Le Yéti a surenchéri en soulignant que l’humain avalait tout et n’importe quoi, les armes de destruction massive, les crises financières, les spéculations et les enrichissements sans foi ni loi, ce qui drainait son système lymphatique et hépatique sans pour autant ralentir la courbe de son vieillissement selon les dernières données disponibles ce qui le rapprochait alors du cochon tout autant que du mouton. Il s’est cependant rallié à la cause du grille-pain et a proposé de réunir des humains quelconques en leur faisant miroiter quelque chose, la présence de Madonna à Vienne, la réunification de l’Autriche et de la Hongrie, le couronnement d’un Bourbon, la décapitation du Père-Noël, la victoire du Rapid de Vienne et d’Ailleurs en coupe d’Europe des clubs pas champions pour un sou, ou quoi que ce soit de similaire et de fondamentalement important dont le dévoilement aux foules moutonnesques permettrait de rallier à notre cause des centaines d’humains pantelants, chancelants et totalement niaiseux.

J’ai profité de ce comportement un brin disgracieux à l’égard de Maria et moi-même pour reprendre l’avantage sur le grille-pain, l’enlever des mains de Maria et le poser dans celles du Yéti en suggérant qu’ainsi il ne serait plus dans des pattes ovines ce qui l’a visiblement chagriné au plus haut point entrainant un déluge de larmes conséquent. J’ai néanmoins ajouté que si l’humain contemporain était tel c’était aussi parce que l’histoire, la philosophie, la géographie, ou les langues mortes n’étaient plus vraiment enseignées à l’école ce qui expliquait le manque de recul et de concentration de la gente humaine mais ceci a laissé toute le monde froid, surtout le réfrigérateur qui a indiqué qu’il avait déjà accueilli un humain en son sein – moi – et qu’il pouvait se charger d’un ou plusieurs autres à notre convenance.

L’autruche volante s’est dressée et a scandé un poème de sa composition l’humain d’un saut de puce est devenu géant puis grenouille avant de finir mouton et bientôt mariné en ris de veau, de dérision en ironie et de grandeur en décadence, celui par qui le ciel s’est terni s’est vu à son tour arraché les couleurs et remplacé les gilets de sauvetage par des tricots en laine de mouton…

Je n’ai pas écouté la suite.

Les pingouins ont proposé de sélectionner les candidats humains en imposant un questionnaire sur Piero della Francesca mais nous avons écarté cette hypothèse depuis que nous avons compris ce qu’il advenait des candidats malheureux à cette épreuve – voire chronique précédente (NDLR ceci est encore une nouvelle preuve de l’incapacité de l’auteur de comprendre qu’en vertu de la loi 345/tz/cht du neuviose 3 la publicité clandestine est interdite dans cette chronique.

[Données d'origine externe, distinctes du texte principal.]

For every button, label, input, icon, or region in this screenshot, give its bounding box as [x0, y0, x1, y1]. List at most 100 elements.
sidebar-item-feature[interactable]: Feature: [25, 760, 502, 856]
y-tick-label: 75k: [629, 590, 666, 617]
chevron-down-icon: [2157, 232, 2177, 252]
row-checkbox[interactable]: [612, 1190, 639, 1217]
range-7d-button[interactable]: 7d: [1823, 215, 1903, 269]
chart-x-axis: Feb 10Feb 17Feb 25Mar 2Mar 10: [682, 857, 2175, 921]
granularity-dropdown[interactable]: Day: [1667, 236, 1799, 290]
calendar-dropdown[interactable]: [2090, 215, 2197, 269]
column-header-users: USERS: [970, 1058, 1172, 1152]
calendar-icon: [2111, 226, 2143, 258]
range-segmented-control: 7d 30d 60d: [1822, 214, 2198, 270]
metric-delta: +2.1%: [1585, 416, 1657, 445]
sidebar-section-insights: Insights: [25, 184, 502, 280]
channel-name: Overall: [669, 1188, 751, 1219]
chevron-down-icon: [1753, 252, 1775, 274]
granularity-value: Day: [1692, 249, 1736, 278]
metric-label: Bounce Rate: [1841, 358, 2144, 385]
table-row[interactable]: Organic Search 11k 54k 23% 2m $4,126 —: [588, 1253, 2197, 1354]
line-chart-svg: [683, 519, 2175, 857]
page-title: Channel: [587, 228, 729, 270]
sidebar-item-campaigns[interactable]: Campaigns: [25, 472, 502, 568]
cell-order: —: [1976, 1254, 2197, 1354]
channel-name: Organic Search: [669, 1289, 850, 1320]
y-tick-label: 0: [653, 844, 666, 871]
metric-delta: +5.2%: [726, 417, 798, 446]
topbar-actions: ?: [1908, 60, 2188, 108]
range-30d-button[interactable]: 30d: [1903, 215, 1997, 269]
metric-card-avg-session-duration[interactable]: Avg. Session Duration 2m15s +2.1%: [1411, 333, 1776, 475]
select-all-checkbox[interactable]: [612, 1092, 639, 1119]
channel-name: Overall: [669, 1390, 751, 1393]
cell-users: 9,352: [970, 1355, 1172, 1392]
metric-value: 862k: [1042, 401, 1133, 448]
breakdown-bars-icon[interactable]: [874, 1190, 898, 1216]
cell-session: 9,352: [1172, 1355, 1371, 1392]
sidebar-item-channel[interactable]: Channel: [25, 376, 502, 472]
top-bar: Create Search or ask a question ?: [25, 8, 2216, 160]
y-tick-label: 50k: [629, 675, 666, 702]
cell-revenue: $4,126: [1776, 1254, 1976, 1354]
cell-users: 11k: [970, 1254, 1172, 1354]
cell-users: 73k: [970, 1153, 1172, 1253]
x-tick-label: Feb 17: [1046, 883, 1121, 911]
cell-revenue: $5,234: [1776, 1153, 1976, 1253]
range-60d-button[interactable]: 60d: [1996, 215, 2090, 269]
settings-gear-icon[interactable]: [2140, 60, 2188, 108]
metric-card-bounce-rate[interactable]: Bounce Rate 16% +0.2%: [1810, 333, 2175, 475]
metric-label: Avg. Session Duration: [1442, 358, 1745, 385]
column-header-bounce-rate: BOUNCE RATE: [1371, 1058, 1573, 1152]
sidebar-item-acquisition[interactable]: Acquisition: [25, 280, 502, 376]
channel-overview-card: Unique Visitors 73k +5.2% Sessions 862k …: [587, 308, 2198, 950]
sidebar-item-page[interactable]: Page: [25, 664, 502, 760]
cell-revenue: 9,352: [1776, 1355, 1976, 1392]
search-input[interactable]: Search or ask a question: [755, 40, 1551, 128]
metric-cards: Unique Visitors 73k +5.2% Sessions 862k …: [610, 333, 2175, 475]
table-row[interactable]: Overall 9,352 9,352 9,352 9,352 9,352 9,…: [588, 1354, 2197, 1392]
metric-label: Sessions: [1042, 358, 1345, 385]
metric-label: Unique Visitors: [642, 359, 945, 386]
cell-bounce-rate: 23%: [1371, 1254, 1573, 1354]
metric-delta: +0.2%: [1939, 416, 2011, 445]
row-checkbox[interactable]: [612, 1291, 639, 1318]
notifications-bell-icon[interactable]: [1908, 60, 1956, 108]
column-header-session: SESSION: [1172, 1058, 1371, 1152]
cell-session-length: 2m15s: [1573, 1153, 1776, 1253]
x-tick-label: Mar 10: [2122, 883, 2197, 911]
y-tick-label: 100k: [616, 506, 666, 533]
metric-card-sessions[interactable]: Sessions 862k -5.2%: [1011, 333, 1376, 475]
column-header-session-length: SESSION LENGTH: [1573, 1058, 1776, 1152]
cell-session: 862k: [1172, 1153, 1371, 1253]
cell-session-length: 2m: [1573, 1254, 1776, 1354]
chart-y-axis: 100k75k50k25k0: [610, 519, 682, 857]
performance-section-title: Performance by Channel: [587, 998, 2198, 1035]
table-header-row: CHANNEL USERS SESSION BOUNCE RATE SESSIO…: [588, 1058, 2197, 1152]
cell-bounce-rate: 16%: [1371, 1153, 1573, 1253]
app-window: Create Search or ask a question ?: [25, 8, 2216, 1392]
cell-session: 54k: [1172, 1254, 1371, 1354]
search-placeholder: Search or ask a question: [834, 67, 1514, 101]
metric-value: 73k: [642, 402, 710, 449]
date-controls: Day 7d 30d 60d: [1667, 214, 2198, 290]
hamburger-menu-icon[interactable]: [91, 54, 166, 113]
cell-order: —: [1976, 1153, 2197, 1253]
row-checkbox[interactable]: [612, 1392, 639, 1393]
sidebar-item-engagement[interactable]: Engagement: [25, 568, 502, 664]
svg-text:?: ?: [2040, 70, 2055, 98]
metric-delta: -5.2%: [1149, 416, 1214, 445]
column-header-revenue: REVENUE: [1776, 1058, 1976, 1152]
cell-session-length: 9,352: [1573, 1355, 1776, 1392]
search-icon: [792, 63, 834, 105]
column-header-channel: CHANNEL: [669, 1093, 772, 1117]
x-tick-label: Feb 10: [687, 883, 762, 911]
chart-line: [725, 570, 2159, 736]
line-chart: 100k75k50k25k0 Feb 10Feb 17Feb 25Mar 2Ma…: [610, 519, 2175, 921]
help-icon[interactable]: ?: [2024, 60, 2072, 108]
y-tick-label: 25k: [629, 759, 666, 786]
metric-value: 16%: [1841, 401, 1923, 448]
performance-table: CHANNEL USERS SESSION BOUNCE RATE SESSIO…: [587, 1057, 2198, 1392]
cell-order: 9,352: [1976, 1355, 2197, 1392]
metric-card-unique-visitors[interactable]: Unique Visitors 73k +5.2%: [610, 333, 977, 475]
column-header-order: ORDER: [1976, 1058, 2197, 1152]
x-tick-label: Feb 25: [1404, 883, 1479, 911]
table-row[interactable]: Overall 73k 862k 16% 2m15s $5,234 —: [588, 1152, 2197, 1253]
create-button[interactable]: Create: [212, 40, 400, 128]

Bon sang ! Quand donc comprendra-t-il ?).

Maria a simplement proposé de quérir quelques humains aux alentours et de leur proposer un jeu de saute-moutons. Nous nous sommes tous perdus dans son regard et avons opiné du chef sans réaliser ce qu’elle nous disait. Cependant, par prudence, j’ai suggéré au dernier moment que ce soit moi qui le fasse plutôt qu’elle, on ne sait jamais. Tout le monde a agréé.

Nous sommes ainsi repartis à la recherche des moutons perdus et réincarnés en humains de la dernière génération.